The same argument holds for the investigation of those who may have solicited foreign donations. From the evidence that has surfaced at this stage of the Senate hearings, the committee is focusing its attention on less than one quarter of one percent of the funds raised and spent in the 1996 elections.
It is possible that our laws governing contributions by foreign nationals, including resident aliens and domestic subsidiaries of foreign companies, will have to be changed as a result of the experience of this last election cycle. But I doubt it. Probably it’s more important to put in place effective mechanisms to ensure compliance with existing law, taking steps to see that the punishment of this cycle’s violators becomes a disincentive to others who might consider such behavior in the future and reducing the demand for foreign funds by eliminating so-called soft money—contributions to political parties rather than directly to candidates.
Having tended to these “foreign” threats, I hope the Senate committee will turn its attention to the real problem under its purview—the utter collapse of the federal regulatory system governing campaign finance. The simple but devastating fact is that federal laws fashioned to limit the role of big money in American elections have been undermined by an explosion of soft money and issue advocacy.
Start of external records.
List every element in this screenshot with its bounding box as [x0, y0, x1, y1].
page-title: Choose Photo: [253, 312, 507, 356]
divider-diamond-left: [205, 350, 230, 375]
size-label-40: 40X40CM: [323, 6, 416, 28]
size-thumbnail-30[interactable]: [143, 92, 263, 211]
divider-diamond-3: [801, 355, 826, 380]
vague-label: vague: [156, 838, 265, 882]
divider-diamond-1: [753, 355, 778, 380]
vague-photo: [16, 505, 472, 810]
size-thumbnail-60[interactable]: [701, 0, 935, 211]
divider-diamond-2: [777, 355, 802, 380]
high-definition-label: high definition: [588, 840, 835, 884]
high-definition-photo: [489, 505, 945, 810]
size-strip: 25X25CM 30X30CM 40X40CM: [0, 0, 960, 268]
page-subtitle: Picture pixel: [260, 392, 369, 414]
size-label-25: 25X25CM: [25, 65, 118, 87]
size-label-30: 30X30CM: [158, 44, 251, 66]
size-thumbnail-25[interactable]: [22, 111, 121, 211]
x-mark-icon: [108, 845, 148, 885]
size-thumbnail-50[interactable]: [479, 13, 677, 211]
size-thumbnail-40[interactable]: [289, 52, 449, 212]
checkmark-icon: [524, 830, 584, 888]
Money from corporate and union treasuries and unlimited contributions from individuals once again is flowing to candidates and parties and is being spent directly to influence the outcome of federal elections.
In 1996, public and party officials brazenly pressed corporate officials and wealthy individuals for six and seven-figure contributions and then spent those dollars to advance their political interests under the guise of issue advertising.
Our election system is careening out of control—not because of some foreign menace or explicit violations of law at home—but because our campaign finance system has been gamed to near death. Let’s hope the Senate committee gets around to diagnosing the real malady and prescribing a cure.